You mean the fake one that you keep on pretending to allude to? Yeah, that one.

How's AntiBacterial doing? Shouldn't you be using him for this thread?
 
How's AntiBacterial doing? Shouldn't you be using him for this thread?

I think he finds pictures of black guys for AV pictures and then jerks off to them before saving them to his alt profiles. :cool:
 
I think he finds pictures of black guys for AV pictures and then jerks off to them before saving them to his alt profiles. :cool:

I still remember when that one was "white." Then he re-engineered it to be "black" once his Tyrone Biggs quarterback broke its leg. Did a piss-poor job of it, too, the slacker.

Ahhh, the glory days of yore...it's been a year since the start of his team's wipeout, I reckon.
 
Uhhhh, how is a memorial to MLK racist?

"Racist" is the word CIH uses when he's worried people will remember his association with Stormfront.org.
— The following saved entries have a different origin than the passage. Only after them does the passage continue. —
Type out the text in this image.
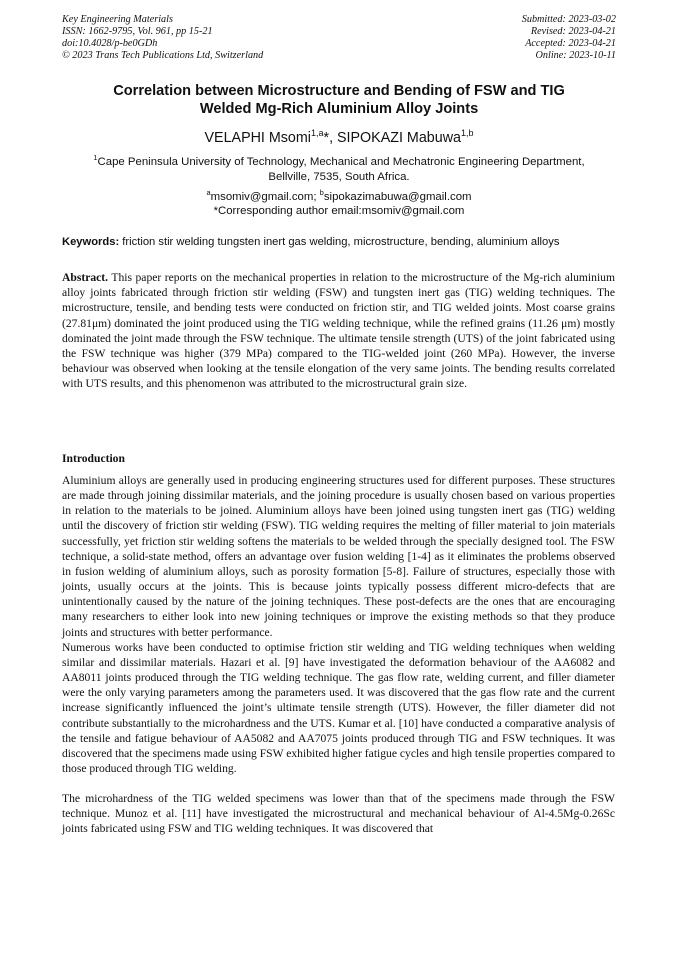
Key Engineering Materials
ISSN: 1662-9795, Vol. 961, pp 15-21
doi:10.4028/p-be0GDh
© 2023 Trans Tech Publications Ltd, Switzerland
Submitted: 2023-03-02
Revised: 2023-04-21
Accepted: 2023-04-21
Online: 2023-10-11
Correlation between Microstructure and Bending of FSW and TIG
Welded Mg-Rich Aluminium Alloy Joints
VELAPHI Msomi$^{1,a}$*, SIPOKAZI Mabuwa$^{1,b}$
$^1$Cape Peninsula University of Technology, Mechanical and Mechatronic Engineering Department,
Bellville, 7535, South Africa.
$^a$msomiv@gmail.com; $^b$sipokazimabuwa@gmail.com
*Corresponding author email:msomiv@gmail.com
Keywords: friction stir welding tungsten inert gas welding, microstructure, bending, aluminium alloys
Abstract. This paper reports on the mechanical properties in relation to the microstructure of the Mg-rich aluminium alloy joints fabricated through friction stir welding (FSW) and tungsten inert gas (TIG) welding techniques. The microstructure, tensile, and bending tests were conducted on friction stir, and TIG welded joints. Most coarse grains (27.81μm) dominated the joint produced using the TIG welding technique, while the refined grains (11.26 μm) mostly dominated the joint made through the FSW technique. The ultimate tensile strength (UTS) of the joint fabricated using the FSW technique was higher (379 MPa) compared to the TIG-welded joint (260 MPa). However, the inverse behaviour was observed when looking at the tensile elongation of the very same joints. The bending results correlated with UTS results, and this phenomenon was attributed to the microstructural grain size.
Introduction

Aluminium alloys are generally used in producing engineering structures used for different purposes. These structures are made through joining dissimilar materials, and the joining procedure is usually chosen based on various properties in relation to the materials to be joined. Aluminium alloys have been joined using tungsten inert gas (TIG) welding until the discovery of friction stir welding (FSW). TIG welding requires the melting of filler material to join materials successfully, yet friction stir welding softens the materials to be welded through the specially designed tool. The FSW technique, a solid-state method, offers an advantage over fusion welding [1-4] as it eliminates the problems observed in fusion welding of aluminium alloys, such as porosity formation [5-8]. Failure of structures, especially those with joints, usually occurs at the joints. This is because joints typically possess different micro-defects that are unintentionally caused by the nature of the joining techniques. These post-defects are the ones that are encouraging many researchers to either look into new joining techniques or improve the existing methods so that they produce joints and structures with better performance.

Numerous works have been conducted to optimise friction stir welding and TIG welding techniques when welding similar and dissimilar materials. Hazari et al. [9] have investigated the deformation behaviour of the AA6082 and AA8011 joints produced through the TIG welding technique. The gas flow rate, welding current, and filler diameter were the only varying parameters among the parameters used. It was discovered that the gas flow rate and the current increase significantly influenced the joint’s ultimate tensile strength (UTS). However, the filler diameter did not contribute substantially to the microhardness and the UTS. Kumar et al. [10] have conducted a comparative analysis of the tensile and fatigue behaviour of AA5082 and AA7075 joints produced through TIG and FSW techniques. It was discovered that the specimens made using FSW exhibited higher fatigue cycles and high tensile properties compared to those produced through TIG welding.

The microhardness of the TIG welded specimens was lower than that of the specimens made through the FSW technique. Munoz et al. [11] have investigated the microstructural and mechanical behaviour of Al-4.5Mg-0.26Sc joints fabricated using FSW and TIG welding techniques. It was discovered that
But his problem is that they've never forgotten.
 
It's not.

The real question is why is lit full of jobless retards.

I'm serious. You don't even need an IQ to read this place anymore.

see, here is the thing. people like you, Merc, Sean, BadBabbySitter,Richard, and the many other wing nuts are welfare carpetbaggers who don't have real jobs.

people like me, we are wealthy and work when we want to.

again, people like you - suck down welfare.

welfare only makes you a slave to government.

wake up!

yes you can, make your own life better
 
see, here is the thing. people like you, Merc, Sean, BadBabbySitter,Richard, and the many other wing nuts are welfare carpetbaggers who don't have real jobs.

people like me, we are wealthy and work when we want to.

again, people like you - suck down welfare.

welfare only makes you a slave to government.

wake up!

yes you can, make your own life better

I'm guessing you're opposed to the MLK memorial

why is that?
 
The guy was never elected to any public office, wasn't a military hero, nothing.

Why not a more generalize Civil Rights monument with statues of various figures from that era or whatever?

Personally, I resent how this one guy got shoved down our throats all the time in school. Its insulting to all the other people involved in the Civil Rights movement to make this one guy into some God or something.
 
The guy was never elected to any public office, wasn't a military hero, nothing.

Why not a more generalize Civil Rights monument with statues of various figures from that era or whatever?

Personally, I resent how this one guy got shoved down our throats all the time in school. Its insulting to all the other people involved in the Civil Rights movement to make this one guy into some God or something.

It's all good, Renny. Nobody is expecting you to like, understand or do anything, anyway.
 
The guy was never elected to any public office, wasn't a military hero, nothing.

Why not a more generalize Civil Rights monument with statues of various figures from that era or whatever?

Personally, I resent how this one guy got shoved down our throats all the time in school. Its insulting to all the other people involved in the Civil Rights movement to make this one guy into some God or something.

~shakes head~

http://www.homelandag.com/blog/wp-content/uploads/2011/01/mlk-day.jpg
 
The guy was never elected to any public office, wasn't a military hero, nothing.

Why not a more generalize Civil Rights monument with statues of various figures from that era or whatever?

Personally, I resent how this one guy got shoved down our throats all the time in school. Its insulting to all the other people involved in the Civil Rights movement to make this one guy into some God or something.

facepalm

you just dont fucking get it, do you
 
I like how the article quotes obviously ridiculous lies. Yea, you know, before MLK you couldn't be black are own a company? Now, exactly where was that written in law?

Why do they need to lie about things which have no truth in history? There were plenty of black business owners before MLK and black facist organizations demanded more privileges for their companies, long before the government enforced racism through quotas and Affirmative action (which deny whites from equally having the same business and career oppertunities as blacks).